= Zoran Kurteš =

Serbian handball player and coach (1965-2010)

Zoran Kurteš (Serbian Cyrillic: Зopан Куртeш; December 23, 1965 – May 7, 2010) was a Serbian team handball player and coach.

Zoran Kurteš died at the age of 44 after a cardiac arrest in Mamaia, Romania. At the time of his death he was the coach of HCM Constanța, a team with excellent results during his stewardship. He was coaching in Romania since September 29, 2008.

He was married with two children, his family living in Novi Sad.

==Playing career==
Zoran Kurteš was a team handball player until he became a coach.
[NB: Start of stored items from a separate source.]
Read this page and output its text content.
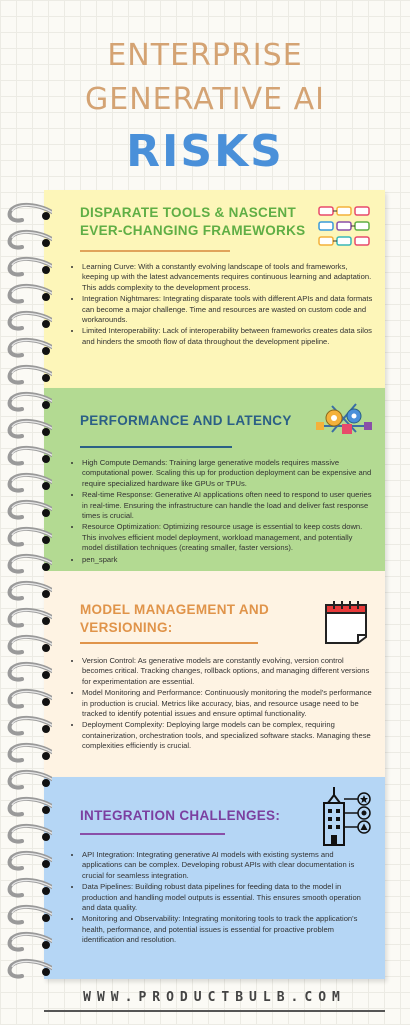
ENTERPRISE
GENERATIVE AI
RISKS
DISPARATE TOOLS & NASCENT EVER-CHANGING FRAMEWORKS
• Learning Curve: With a constantly evolving landscape of tools and frameworks, keeping up with the latest advancements requires continuous learning and adaptation. This adds complexity to the development process.
• Integration Nightmares: Integrating disparate tools with different APIs and data formats can become a major challenge. Time and resources are wasted on custom code and workarounds.
• Limited Interoperability: Lack of interoperability between frameworks creates data silos and hinders the smooth flow of data throughout the development pipeline.
PERFORMANCE AND LATENCY
• High Compute Demands: Training large generative models requires massive computational power. Scaling this up for production deployment can be expensive and require specialized hardware like GPUs or TPUs.
• Real-time Response: Generative AI applications often need to respond to user queries in real-time. Ensuring the infrastructure can handle the load and deliver fast response times is crucial.
• Resource Optimization: Optimizing resource usage is essential to keep costs down. This involves efficient model deployment, workload management, and potentially model distillation techniques (creating smaller, faster versions).
• pen_spark
MODEL MANAGEMENT AND VERSIONING:
• Version Control: As generative models are constantly evolving, version control becomes critical. Tracking changes, rollback options, and managing different versions for experimentation are essential.
• Model Monitoring and Performance: Continuously monitoring the model's performance in production is crucial. Metrics like accuracy, bias, and resource usage need to be tracked to identify potential issues and ensure optimal functionality.
• Deployment Complexity: Deploying large models can be complex, requiring containerization, orchestration tools, and specialized software stacks. Managing these complexities efficiently is crucial.
INTEGRATION CHALLENGES:
• API Integration: Integrating generative AI models with existing systems and applications can be complex. Developing robust APIs with clear documentation is crucial for seamless integration.
• Data Pipelines: Building robust data pipelines for feeding data to the model in production and handling model outputs is essential. This ensures smooth operation and data quality.
• Monitoring and Observability: Integrating monitoring tools to track the application's health, performance, and potential issues is essential for proactive problem identification and resolution.
WWW.PRODUCTBULB.COM
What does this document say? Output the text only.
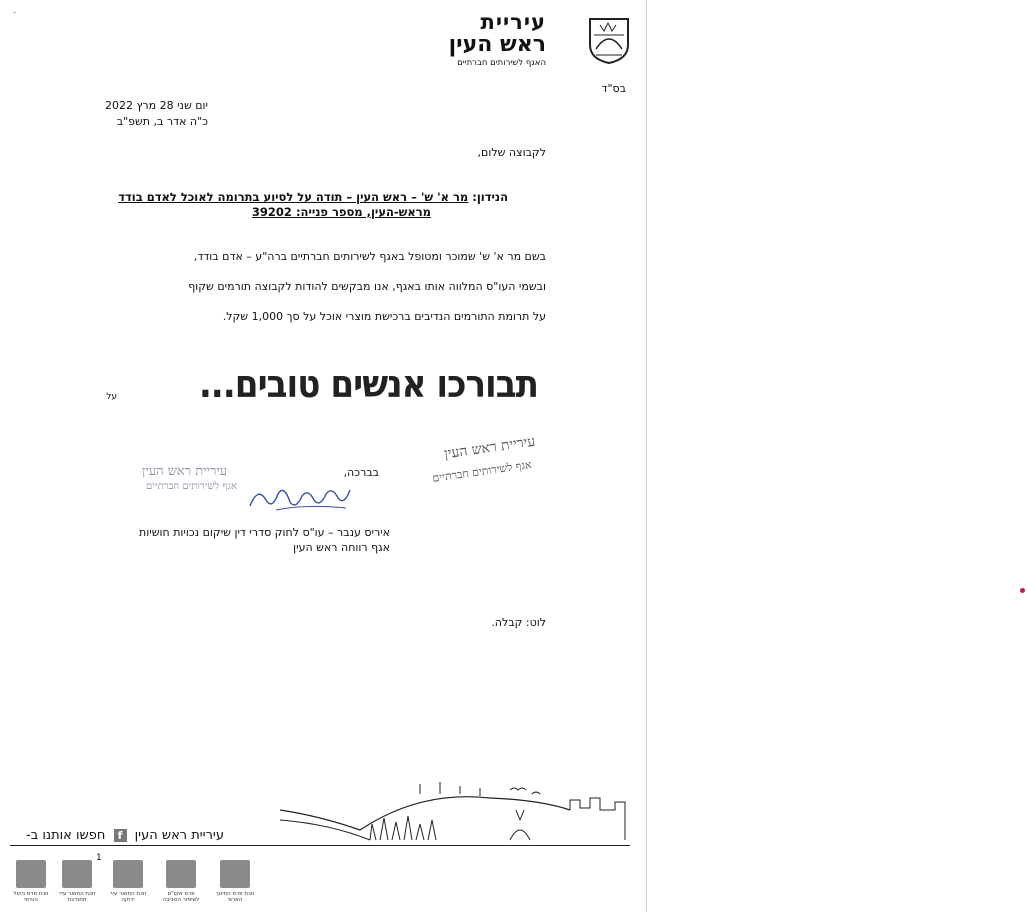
עיריית
ראש העין
האגף לשירותים חברתיים
בס"ד
יום שני 28 מרץ 2022
כ"ה אדר ב, תשפ"ב
לקבוצה שלום,
הנידון: מר א' ש' – ראש העין – תודה על לסיוע בתרומה לאוכל לאדם בודד
מראש-העין, מספר פנייה: 39202
בשם מר א' ש' שמוכר ומטופל באגף לשירותים חברתיים ברה"ע – אדם בודד,
ובשמי העו"ס המלווה אותו באגף, אנו מבקשים להודות לקבוצה תורמים שקוף
על תרומת התורמים הנדיבים ברכישת מוצרי אוכל על סך 1,000 שקל.
תבורכו אנשים טובים...
על
עיריית ראש העין
אגף לשירותים חברתיים
עיריית ראש העין
אגף לשירותים חברתיים
בברכה,
איריס ענבר – עו"ס לחוק סדרי דין שיקום נכויות חושיות
אגף רווחה ראש העין
לוט: קבלה.
עיריית ראש העין f חפשו אותנו ב-
1
זוכת פרס ניהול הנדסי
זוכת התואר עיר מתנדבת
זוכת התואר עיר ירוקה
פרס אקו"ם לשימור הסביבה
זוכת פרס החינוך הארצי
ˊ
He played 11 seasons for RK Jugović in the Serbian League.

==Coaching career==

===Clubs===
- SRB RK Jugović
- SRB RK Sintelon
- SRB RK Crvenka
- SRB RK Partizan
- SRB RK Vojvodina
- HUN SC Pick Szeged
- EGY Al Ahly
- ROU HCM Constanța

===National Teams===
- SRB Serbia

==Achievements==

===Clubs===
- Serbian League: 3 times
- Serbian Cup: 3 times
- Egyptian League: 1 times
- Romanian League: 2 times
- EHF Challenge Cup: Semifinals (with RK Partizan)
- EHF Cup Winners' Cup: Semifinals (with RK Partizan)
- EHF Champions League: 1/8 (with SC Pick Szeged), 1/8 (with HCM Constanța)

===National Teams===
- 2003 World Men's Handball Championship: 8th place (with Serbia)

==Death==
Zoran Kurteš started to feel ill on the evening of May 7, 2010, in his hotel room in the seaside resort of Mamaia. A friend of his called 112. In about 7 minutes a SMURD ambulance arrived at the Flora Hotel. At 11 pm, after almost an hour of attempted resuscitation, Zoran died. The cause of death was cardiac arrest.